On Jun 24, 2006, at 1:19 PM, George Bosilca wrote:
> As your cluster have several network devices that are supported by
> Open MPI it is possible that the configure script detected the
> correct path to their libraries. Therefore, they might be included/
> compiled by default in Open MPI. The simplest way to check is to use
> the ompi_info tool. "ompi_info | grep btl" will list all the network
> devices supported by your particular build.
>
> If several devices (called BTL in Open MPI terms) are compiled in,
> only forcing one eth interface for the TCP BTL is not enough. You
> should specify that you want only the TCP BTL to be used, forcing
> Open MPI to unload/ignore all other available BTL. Add "--mca btl
> tcp,self" to your mpirun command and the problem should be solved.
I've looked through the documentation but I haven't found the
discussion about what each BTL device is, for example, I have:
MCA btl: self (MCA v1.0, API v1.0, Component v1.2)
MCA btl: sm (MCA v1.0, API v1.0, Component v1.2)
MCA btl: tcp (MCA v1.0, API v1.0, Component v1.0)

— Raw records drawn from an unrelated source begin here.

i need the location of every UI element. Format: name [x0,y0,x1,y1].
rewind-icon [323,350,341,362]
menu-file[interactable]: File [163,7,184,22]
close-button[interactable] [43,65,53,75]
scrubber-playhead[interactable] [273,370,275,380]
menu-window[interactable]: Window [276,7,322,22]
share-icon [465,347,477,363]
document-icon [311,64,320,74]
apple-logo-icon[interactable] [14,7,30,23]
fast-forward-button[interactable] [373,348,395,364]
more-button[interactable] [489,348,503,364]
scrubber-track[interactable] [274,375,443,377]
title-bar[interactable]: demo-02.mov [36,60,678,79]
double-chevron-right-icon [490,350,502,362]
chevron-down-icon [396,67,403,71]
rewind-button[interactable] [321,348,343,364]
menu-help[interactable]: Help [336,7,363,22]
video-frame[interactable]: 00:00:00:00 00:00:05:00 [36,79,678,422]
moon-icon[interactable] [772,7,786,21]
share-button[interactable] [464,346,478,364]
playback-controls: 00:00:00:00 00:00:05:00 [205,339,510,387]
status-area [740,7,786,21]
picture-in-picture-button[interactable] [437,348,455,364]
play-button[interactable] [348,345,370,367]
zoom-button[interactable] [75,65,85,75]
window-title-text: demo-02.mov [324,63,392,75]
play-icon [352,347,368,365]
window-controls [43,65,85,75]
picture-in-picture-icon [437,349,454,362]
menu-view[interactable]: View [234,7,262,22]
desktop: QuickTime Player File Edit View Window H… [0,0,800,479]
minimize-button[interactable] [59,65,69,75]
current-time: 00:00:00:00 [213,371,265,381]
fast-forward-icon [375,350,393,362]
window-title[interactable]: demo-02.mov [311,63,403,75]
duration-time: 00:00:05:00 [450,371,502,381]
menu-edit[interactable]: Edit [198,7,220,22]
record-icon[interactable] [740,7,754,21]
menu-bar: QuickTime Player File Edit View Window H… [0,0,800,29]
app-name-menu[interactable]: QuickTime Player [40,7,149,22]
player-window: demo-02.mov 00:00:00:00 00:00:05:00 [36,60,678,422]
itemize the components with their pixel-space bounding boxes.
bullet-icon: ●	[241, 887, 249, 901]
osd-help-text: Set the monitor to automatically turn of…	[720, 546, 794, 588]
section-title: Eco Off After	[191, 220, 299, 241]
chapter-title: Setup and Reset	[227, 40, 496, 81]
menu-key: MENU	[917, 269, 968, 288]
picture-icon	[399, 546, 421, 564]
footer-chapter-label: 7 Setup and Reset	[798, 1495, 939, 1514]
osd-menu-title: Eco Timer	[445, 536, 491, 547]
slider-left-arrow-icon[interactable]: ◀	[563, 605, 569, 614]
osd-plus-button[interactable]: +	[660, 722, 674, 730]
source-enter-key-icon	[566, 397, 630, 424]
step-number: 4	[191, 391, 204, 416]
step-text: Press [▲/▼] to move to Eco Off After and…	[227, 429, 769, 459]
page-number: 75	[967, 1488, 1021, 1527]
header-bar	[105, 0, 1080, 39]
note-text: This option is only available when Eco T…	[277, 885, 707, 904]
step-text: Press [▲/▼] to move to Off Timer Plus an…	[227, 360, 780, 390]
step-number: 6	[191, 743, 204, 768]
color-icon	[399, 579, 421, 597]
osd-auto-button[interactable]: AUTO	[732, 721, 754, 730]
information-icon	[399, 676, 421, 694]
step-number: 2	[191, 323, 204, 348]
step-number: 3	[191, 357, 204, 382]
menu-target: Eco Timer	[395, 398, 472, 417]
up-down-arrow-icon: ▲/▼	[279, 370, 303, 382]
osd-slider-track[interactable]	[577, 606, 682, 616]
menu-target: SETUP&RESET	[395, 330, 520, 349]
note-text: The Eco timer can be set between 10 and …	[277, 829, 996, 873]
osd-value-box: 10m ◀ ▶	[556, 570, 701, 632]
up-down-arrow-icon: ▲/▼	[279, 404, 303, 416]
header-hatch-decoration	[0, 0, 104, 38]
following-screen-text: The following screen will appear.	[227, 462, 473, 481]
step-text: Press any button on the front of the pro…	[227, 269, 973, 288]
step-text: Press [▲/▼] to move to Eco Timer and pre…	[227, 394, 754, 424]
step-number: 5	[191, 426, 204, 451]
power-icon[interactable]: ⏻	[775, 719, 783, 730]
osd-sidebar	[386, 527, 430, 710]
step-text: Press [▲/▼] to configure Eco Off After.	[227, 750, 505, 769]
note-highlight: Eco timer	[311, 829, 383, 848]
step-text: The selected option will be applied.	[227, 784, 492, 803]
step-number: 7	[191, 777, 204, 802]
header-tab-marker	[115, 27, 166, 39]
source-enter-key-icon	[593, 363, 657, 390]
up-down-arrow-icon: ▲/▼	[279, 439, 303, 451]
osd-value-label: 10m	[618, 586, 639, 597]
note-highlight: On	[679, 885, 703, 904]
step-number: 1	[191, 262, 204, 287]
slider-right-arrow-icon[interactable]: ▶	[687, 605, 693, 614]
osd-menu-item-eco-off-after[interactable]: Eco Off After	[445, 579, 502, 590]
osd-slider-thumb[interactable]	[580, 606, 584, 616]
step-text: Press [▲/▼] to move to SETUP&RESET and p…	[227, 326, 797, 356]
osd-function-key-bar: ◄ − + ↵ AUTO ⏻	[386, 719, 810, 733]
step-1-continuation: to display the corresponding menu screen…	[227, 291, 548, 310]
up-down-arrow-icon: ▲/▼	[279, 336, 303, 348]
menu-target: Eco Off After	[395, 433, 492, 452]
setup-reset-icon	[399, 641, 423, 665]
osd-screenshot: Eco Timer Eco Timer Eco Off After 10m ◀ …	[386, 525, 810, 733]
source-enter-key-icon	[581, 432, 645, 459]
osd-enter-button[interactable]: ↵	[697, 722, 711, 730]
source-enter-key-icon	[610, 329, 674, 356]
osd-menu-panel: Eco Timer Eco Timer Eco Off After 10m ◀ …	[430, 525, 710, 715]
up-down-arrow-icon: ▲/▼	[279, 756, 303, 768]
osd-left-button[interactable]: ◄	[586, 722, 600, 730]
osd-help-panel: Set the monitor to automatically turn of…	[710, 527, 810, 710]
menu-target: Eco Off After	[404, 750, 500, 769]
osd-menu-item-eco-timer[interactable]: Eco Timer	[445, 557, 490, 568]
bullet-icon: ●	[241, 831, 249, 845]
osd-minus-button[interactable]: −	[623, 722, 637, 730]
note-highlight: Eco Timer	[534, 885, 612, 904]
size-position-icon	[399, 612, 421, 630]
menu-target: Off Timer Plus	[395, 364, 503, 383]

I found a PDF presentation that describes a few:
tcp - TCP/IP
openib Infiniband OpenIB Stack
gm/mx- Myrinet GM/MX
mvapi - Infiniband Mellanox Verbs
sm - Shared Memory
Are there any others I may see when interacting with other people's
computers?
I assume that if a machine has Myrinet and I don't see MCA btl: gm or
MCA btl: mx then I have to explain the problem to the sysadm's.
The second question is should I see both gm & mx, or only one or the
other.
Michael
|